By Syed Tauqeer Zaidi
DERA ISMAIL KHAN: The Private Education Network (PEN) Khyber Pakhtunkhwa has strongly condemned the Labour Department’s issuance of heavy fines and notices worth millions of rupees to private educational institutions, calling it state oppression and a blatant attack on education.
PEN Pakistan’s Provincial President Saleem Khan and Deputy General Secretary Sardar Muhammad Arsalan Sadozai said private schools across the province are being systematically targeted. They claimed the campaign aims to pressure schools, create unrest, and force protests against the government, describing the actions as “unbearable and unacceptable.”
The leadership emphasised that schools are not factories but guardians of the nation’s intellectual future. Imposing industrial laws and fines on educational institutions, they said, threatens education and the prospects of future generations.
Saleem Khan added that the Labour Minister had previously assured PEN that such actions would stop, but continued enforcement shows either the minister’s words carry no weight or that bureaucracy has become more powerful than the government—both alarming developments.

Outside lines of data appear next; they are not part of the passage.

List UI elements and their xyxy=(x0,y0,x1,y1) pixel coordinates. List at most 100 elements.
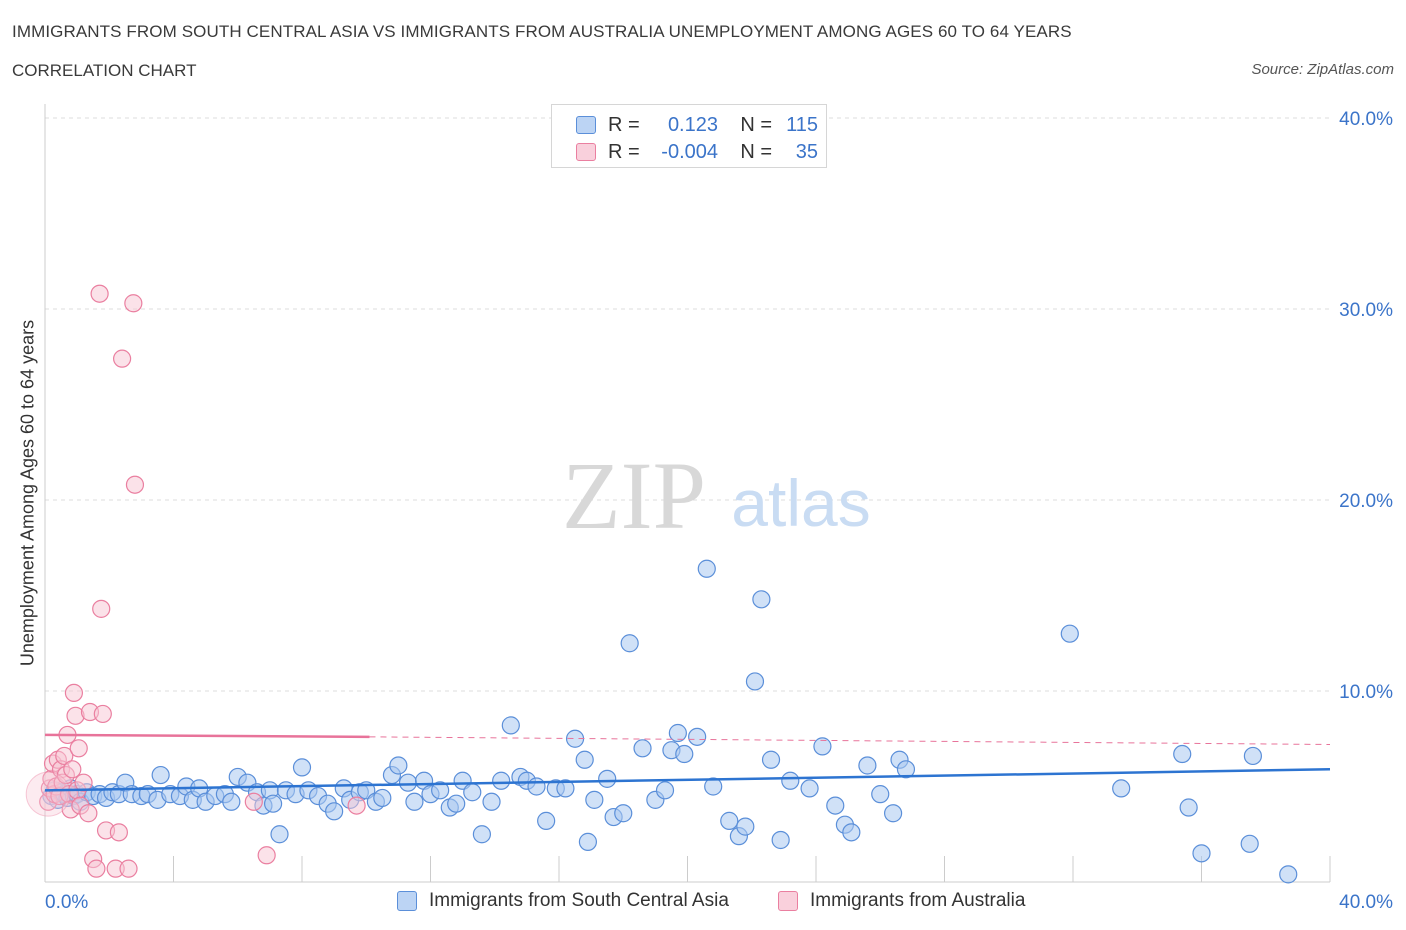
point-south-central-asia-62[interactable] xyxy=(492,771,511,790)
point-south-central-asia-91[interactable] xyxy=(752,590,771,609)
point-australia-35[interactable] xyxy=(125,475,145,494)
point-australia-32[interactable] xyxy=(112,349,132,368)
point-australia-31[interactable] xyxy=(109,823,128,842)
point-australia-15[interactable] xyxy=(63,760,82,779)
point-south-central-asia-92[interactable] xyxy=(761,750,781,769)
point-south-central-asia-87[interactable] xyxy=(720,811,739,830)
point-south-central-asia-111[interactable] xyxy=(1243,746,1263,766)
point-south-central-asia-49[interactable] xyxy=(373,788,392,808)
bottom-legend-swatch-pink xyxy=(778,891,798,911)
legend-row-australia: R = -0.004 N = 35 xyxy=(576,140,818,164)
point-south-central-asia-84[interactable] xyxy=(688,727,707,746)
point-south-central-asia-69[interactable] xyxy=(556,779,575,798)
point-south-central-asia-90[interactable] xyxy=(745,672,765,691)
trend-line-south-central-asia xyxy=(44,768,1331,792)
x-tick-label-max: 40.0% xyxy=(1339,892,1393,913)
point-south-central-asia-93[interactable] xyxy=(771,830,790,850)
point-south-central-asia-114[interactable] xyxy=(263,794,283,813)
point-australia-22[interactable] xyxy=(79,804,98,823)
point-south-central-asia-109[interactable] xyxy=(1192,844,1211,863)
point-south-central-asia-96[interactable] xyxy=(813,737,832,756)
point-south-central-asia-71[interactable] xyxy=(575,750,594,769)
point-south-central-asia-95[interactable] xyxy=(800,779,819,798)
point-australia-cluster[interactable] xyxy=(25,771,71,817)
point-australia-26[interactable] xyxy=(90,284,109,303)
bottom-legend-item-south-central-asia[interactable]: Immigrants from South Central Asia xyxy=(397,890,729,912)
point-south-central-asia-76[interactable] xyxy=(614,804,633,823)
point-south-central-asia-99[interactable] xyxy=(842,823,861,842)
point-south-central-asia-73[interactable] xyxy=(585,790,604,809)
point-south-central-asia-112[interactable] xyxy=(1279,865,1298,884)
point-south-central-asia-104[interactable] xyxy=(896,760,916,779)
point-australia-19[interactable] xyxy=(69,739,88,758)
point-south-central-asia-60[interactable] xyxy=(472,825,491,844)
axis-layer xyxy=(44,104,1331,883)
legend-n-label: N = xyxy=(740,140,772,163)
point-south-central-asia-82[interactable] xyxy=(668,723,687,743)
point-south-central-asia-43[interactable] xyxy=(325,802,344,821)
legend-r-value: -0.004 xyxy=(661,140,718,163)
point-south-central-asia-30[interactable] xyxy=(222,792,241,811)
point-south-central-asia-74[interactable] xyxy=(598,769,617,788)
source-credit: Source: ZipAtlas.com xyxy=(1251,61,1394,78)
legend-r-label: R = xyxy=(608,113,640,136)
bottom-legend-label: Immigrants from Australia xyxy=(810,890,1026,911)
trend-line-australia-extension xyxy=(369,736,1331,745)
point-south-central-asia-63[interactable] xyxy=(501,716,520,735)
point-australia-34[interactable] xyxy=(124,294,143,313)
point-south-central-asia-108[interactable] xyxy=(1179,798,1198,817)
point-australia-27[interactable] xyxy=(92,599,111,618)
point-south-central-asia-52[interactable] xyxy=(398,773,418,792)
point-south-central-asia-105[interactable] xyxy=(1060,624,1079,643)
point-australia-37[interactable] xyxy=(347,796,366,815)
point-australia-10[interactable] xyxy=(55,746,74,766)
point-south-central-asia-80[interactable] xyxy=(655,781,675,800)
point-south-central-asia-107[interactable] xyxy=(1173,744,1192,764)
point-south-central-asia-61[interactable] xyxy=(482,792,501,811)
point-south-central-asia-59[interactable] xyxy=(463,783,482,802)
point-south-central-asia-101[interactable] xyxy=(871,785,890,804)
watermark-atlas: atlas xyxy=(731,466,870,540)
point-south-central-asia-78[interactable] xyxy=(633,739,652,758)
point-south-central-asia-72[interactable] xyxy=(578,832,598,851)
y-tick-label-0: 10.0% xyxy=(1339,682,1393,703)
point-australia-25[interactable] xyxy=(87,859,106,878)
point-south-central-asia-56[interactable] xyxy=(431,781,450,800)
chart-subtitle: CORRELATION CHART xyxy=(12,61,197,80)
point-south-central-asia-110[interactable] xyxy=(1240,834,1259,853)
point-south-central-asia-102[interactable] xyxy=(883,804,903,823)
point-south-central-asia-83[interactable] xyxy=(675,744,694,764)
point-australia-33[interactable] xyxy=(119,859,138,878)
watermark: ZIP atlas xyxy=(562,442,871,549)
bottom-legend-label: Immigrants from South Central Asia xyxy=(429,890,729,911)
point-south-central-asia-106[interactable] xyxy=(1112,779,1131,798)
point-south-central-asia-85[interactable] xyxy=(697,559,716,578)
point-south-central-asia-21[interactable] xyxy=(151,765,170,785)
point-south-central-asia-97[interactable] xyxy=(826,796,845,815)
point-south-central-asia-53[interactable] xyxy=(405,792,424,811)
point-south-central-asia-89[interactable] xyxy=(736,817,755,836)
point-australia-36[interactable] xyxy=(257,846,276,865)
point-south-central-asia-113[interactable] xyxy=(447,794,466,813)
bottom-legend-item-australia[interactable]: Immigrants from Australia xyxy=(778,890,1025,912)
point-south-central-asia-100[interactable] xyxy=(858,756,877,775)
point-australia-28[interactable] xyxy=(93,704,112,724)
point-south-central-asia-39[interactable] xyxy=(292,758,312,777)
point-south-central-asia-94[interactable] xyxy=(781,771,800,790)
point-south-central-asia-51[interactable] xyxy=(389,756,408,775)
point-australia-38[interactable] xyxy=(244,792,263,811)
watermark-zip: ZIP xyxy=(562,442,706,549)
point-australia-16[interactable] xyxy=(64,683,84,703)
point-south-central-asia-67[interactable] xyxy=(537,811,556,830)
y-tick-label-1: 20.0% xyxy=(1339,491,1393,512)
point-south-central-asia-77[interactable] xyxy=(620,634,639,653)
point-south-central-asia-66[interactable] xyxy=(527,777,546,796)
point-australia-21[interactable] xyxy=(74,773,93,792)
point-south-central-asia-36[interactable] xyxy=(270,825,289,844)
y-axis-label: Unemployment Among Ages 60 to 64 years xyxy=(17,319,38,667)
legend-n-value: 115 xyxy=(786,113,818,136)
legend-r-value: 0.123 xyxy=(667,113,718,136)
legend-r-label: R = xyxy=(608,140,640,163)
point-south-central-asia-86[interactable] xyxy=(704,777,723,796)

PEN warned that if harassment continues against even a single school, private institutions across KP will stage protests. They urged the Chief Minister, Chief Secretary, and other officials to immediately withdraw all illegal notices and remove schools from the scope of industrial laws. Failure to do so, they said, could lead to province-wide protests, sit-ins, and shutter-down strikes, for which the government would bear responsibility.